Think about it. He’ll forgive us anything. He’s just and fair. He knows what we need—he’ll give us what we need. He will always, always be there. As hopes, loves, lives or even nations crumble around us, we need not despair. Our Father is in charge.

Though limited by the tangible, we can see him at work every day ... witnessing his power as the seasons change or as the tide rolls away. When we release our lives to him, he can work in us, too, turning us into instruments of light, reflecting his love and peace; until finally this imperfect life is through and we’re welcomed home, into the dazzling purity of his perfect goodness.

The adult in me knows that Santa doesn’t deliver and that fairy tales don’t come true. And while I’ve hated filing those myths away, it’s really OK; because a childlike wonder is reemerging in my battlescarred heart, in recognizing a perfect Father, who knows everything, can fix anything and showers his children with love far greater than man can imagine.

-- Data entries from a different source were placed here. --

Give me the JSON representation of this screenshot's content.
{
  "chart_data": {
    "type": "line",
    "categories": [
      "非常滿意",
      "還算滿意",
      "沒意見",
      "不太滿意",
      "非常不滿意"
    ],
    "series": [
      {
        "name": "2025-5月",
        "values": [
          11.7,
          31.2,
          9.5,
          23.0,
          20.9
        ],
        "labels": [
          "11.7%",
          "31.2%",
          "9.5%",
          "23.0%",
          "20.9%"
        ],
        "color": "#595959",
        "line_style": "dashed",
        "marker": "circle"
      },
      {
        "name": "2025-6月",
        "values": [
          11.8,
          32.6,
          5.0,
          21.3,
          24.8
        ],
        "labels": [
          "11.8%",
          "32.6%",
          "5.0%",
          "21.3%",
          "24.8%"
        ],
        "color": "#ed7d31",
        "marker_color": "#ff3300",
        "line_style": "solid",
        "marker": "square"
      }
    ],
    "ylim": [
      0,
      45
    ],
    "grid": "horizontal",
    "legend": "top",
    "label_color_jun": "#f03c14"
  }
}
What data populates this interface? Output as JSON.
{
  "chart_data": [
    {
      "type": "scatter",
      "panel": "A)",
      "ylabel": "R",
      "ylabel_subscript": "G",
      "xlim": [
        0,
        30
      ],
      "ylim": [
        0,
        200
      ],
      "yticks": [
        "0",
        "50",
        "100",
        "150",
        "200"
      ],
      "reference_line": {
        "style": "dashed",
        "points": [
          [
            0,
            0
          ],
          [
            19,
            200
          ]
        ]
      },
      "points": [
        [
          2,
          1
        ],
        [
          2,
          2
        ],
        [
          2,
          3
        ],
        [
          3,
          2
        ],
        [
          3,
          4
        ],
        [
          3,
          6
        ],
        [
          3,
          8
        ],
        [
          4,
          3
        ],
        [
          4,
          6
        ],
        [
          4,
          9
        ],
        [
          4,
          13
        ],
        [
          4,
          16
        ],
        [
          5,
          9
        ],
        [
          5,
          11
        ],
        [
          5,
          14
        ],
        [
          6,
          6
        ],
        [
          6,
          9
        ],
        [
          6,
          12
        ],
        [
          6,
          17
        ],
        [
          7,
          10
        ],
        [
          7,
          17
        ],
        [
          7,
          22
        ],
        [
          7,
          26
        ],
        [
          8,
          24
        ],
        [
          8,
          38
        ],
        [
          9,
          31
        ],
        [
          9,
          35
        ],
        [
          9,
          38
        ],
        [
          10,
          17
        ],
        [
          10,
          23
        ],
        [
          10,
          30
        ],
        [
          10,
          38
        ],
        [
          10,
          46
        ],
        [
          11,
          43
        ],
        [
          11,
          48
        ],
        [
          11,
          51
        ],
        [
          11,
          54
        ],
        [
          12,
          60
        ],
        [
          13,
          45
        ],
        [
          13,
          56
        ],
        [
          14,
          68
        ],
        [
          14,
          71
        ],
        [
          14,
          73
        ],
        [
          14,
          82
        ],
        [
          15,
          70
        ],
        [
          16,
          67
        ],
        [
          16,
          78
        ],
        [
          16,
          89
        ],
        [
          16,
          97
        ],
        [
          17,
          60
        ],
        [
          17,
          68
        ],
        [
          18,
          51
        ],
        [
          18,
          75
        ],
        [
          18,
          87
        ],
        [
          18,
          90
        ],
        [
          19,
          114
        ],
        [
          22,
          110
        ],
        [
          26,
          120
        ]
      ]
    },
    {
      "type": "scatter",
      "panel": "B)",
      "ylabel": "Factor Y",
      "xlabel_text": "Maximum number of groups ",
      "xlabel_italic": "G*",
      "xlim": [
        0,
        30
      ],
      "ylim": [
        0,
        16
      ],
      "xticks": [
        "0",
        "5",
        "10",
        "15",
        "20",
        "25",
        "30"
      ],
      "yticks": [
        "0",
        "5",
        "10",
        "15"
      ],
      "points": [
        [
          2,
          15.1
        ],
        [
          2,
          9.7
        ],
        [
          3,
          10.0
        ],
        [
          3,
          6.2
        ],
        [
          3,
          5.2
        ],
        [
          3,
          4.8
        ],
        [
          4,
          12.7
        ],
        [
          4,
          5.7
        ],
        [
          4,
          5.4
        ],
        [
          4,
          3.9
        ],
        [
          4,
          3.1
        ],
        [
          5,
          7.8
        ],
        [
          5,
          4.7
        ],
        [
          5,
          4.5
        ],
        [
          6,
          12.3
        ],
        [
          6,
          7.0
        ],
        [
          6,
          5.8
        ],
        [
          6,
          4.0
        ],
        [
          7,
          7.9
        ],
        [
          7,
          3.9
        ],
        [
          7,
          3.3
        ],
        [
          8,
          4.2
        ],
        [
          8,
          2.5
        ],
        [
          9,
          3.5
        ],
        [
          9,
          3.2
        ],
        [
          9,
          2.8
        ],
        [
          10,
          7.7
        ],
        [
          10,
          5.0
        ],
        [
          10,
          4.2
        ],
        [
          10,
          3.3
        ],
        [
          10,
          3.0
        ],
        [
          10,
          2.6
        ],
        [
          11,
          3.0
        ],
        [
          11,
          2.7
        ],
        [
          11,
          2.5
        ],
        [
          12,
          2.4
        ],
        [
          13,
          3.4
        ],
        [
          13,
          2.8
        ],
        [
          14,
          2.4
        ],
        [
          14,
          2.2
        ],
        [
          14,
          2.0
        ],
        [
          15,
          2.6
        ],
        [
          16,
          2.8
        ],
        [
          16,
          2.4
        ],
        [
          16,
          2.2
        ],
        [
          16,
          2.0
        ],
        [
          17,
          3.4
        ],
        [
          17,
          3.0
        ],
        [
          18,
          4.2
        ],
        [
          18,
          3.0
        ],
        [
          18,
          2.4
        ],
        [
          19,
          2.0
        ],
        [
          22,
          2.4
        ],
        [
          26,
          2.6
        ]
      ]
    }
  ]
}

The more we rely on God, the more we learn of him, the more our lives can be what he intends. The transformation may not occur overnight; what’s critical is that each day, we let it begin again.

Paul addresses this process of release and growth in Philippians 3: “Brethren, I count not myself to have apprehended; but this one thing I do, forgetting those things which are behind and reaching forth unto those things which are before, I press toward the mark for the prize of the high calling of God in Christ Jesus.”

True happiness has nothing to do with finding mates or healing our flawed interactions with people. Our Creator put us here to have a relationship with him. Until we let go of all our imperfect dreams to reach out for that, nothing really works in our lives. Once we do, nothing else really matters.